Василий Яковлевич в тот день был и счастлив и растерян одновременно. Счастлив оттого, что наконец оно свершилось: он впервые стал отцом. А растерян, так как понятия не имел, что дальше делать с этим увесисто-мягким кульком. Так и держал он всю неблизкую дорогу от роддома до дома родителей Виолетты в деревне, не меняя положения рук, дорогую ношу. И когда не скрывавшая своей радости теща попросила передать Машеньку ей, пока он выбирался из машины наружу, то не смог этого сделать, так затекли руки. Еле приняли от него сверток с малюткой, и он после долго разминал ставшие чужими конечности.
Теперь малютка подросла, уже сидит, а не лежит. И везет он ее под острый нож. Ух! Сердце у Василия Яковлевича вновь сжалось, и он еще сильней прижал к себе девочку.
– Папа, ты чего так меня сжал, – пропищала Машенька, – как медведь.
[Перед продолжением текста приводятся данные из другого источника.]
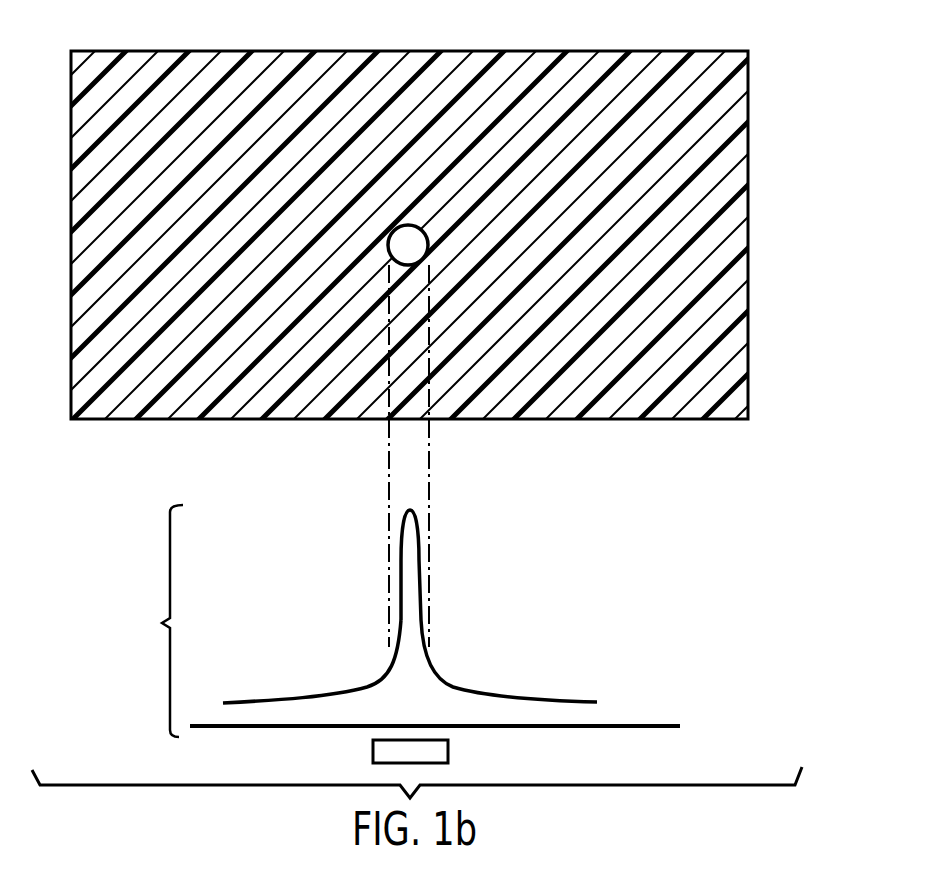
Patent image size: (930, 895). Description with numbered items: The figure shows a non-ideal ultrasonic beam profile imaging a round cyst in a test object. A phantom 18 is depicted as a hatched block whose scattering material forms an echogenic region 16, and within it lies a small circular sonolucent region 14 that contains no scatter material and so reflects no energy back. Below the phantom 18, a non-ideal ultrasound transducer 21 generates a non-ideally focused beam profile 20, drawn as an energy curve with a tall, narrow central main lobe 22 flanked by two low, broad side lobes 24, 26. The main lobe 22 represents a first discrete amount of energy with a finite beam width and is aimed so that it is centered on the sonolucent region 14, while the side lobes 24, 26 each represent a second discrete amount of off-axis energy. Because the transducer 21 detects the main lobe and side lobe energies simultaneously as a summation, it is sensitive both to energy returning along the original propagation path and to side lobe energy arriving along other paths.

Вон и Филю тоже сдавил, у него аж ушко одно набок свернулось.
– Извини, доченька, – заморгал он, пытаясь стряхнуть с век предательские капли, – это чтоб вы не упали.
– Не упадем! Не переживай! – на редкость спокойным голосом ответила Машенька. – Долго еще ехать?
– Скоро уже приедем.
По дороге заехали и забрали из дома лаборантку – шумную веселую девушку Надю. Она только второй год работала в больнице и поэтому еще не успела растерять весь запас энергии, заложенный в ней природой.
– Доброй ночи, Василий Яковлевич, – бойко затараторила Надя, щурясь от яркого света электрической лампочки, горевшей в салоне «скорой». Впорхнув вовнутрь из кромешной ночной темноты, она не сразу сообразила, что хирург здесь не один, – что случилось, не знаете? Чего нас дернули?
Орлов вяло поздоровался с заспанной лаборанткой и как мог, в двух словах, объяснил ей, что произошло. Надя опешила, окончательно проснулась, и, разглядев замершую на руках у папы Машеньку с прижатым плюшевым зайчиком, и окаменевшую Виолетту, с сочувствием покачала головой.
Виолетта неплохо знала Надю. До рождения дочери, до декретного отпуска, она работала в той же больнице фельдшером-лаборантом вместе с Надиной мамой – Александрой Поликарповой. И еще будучи школьницей Надя часто забегала к матери и вникала в тонкости профессии лаборанта. После окончания школы совершенно без нажима со стороны родителей, она пошла по маминым стопам.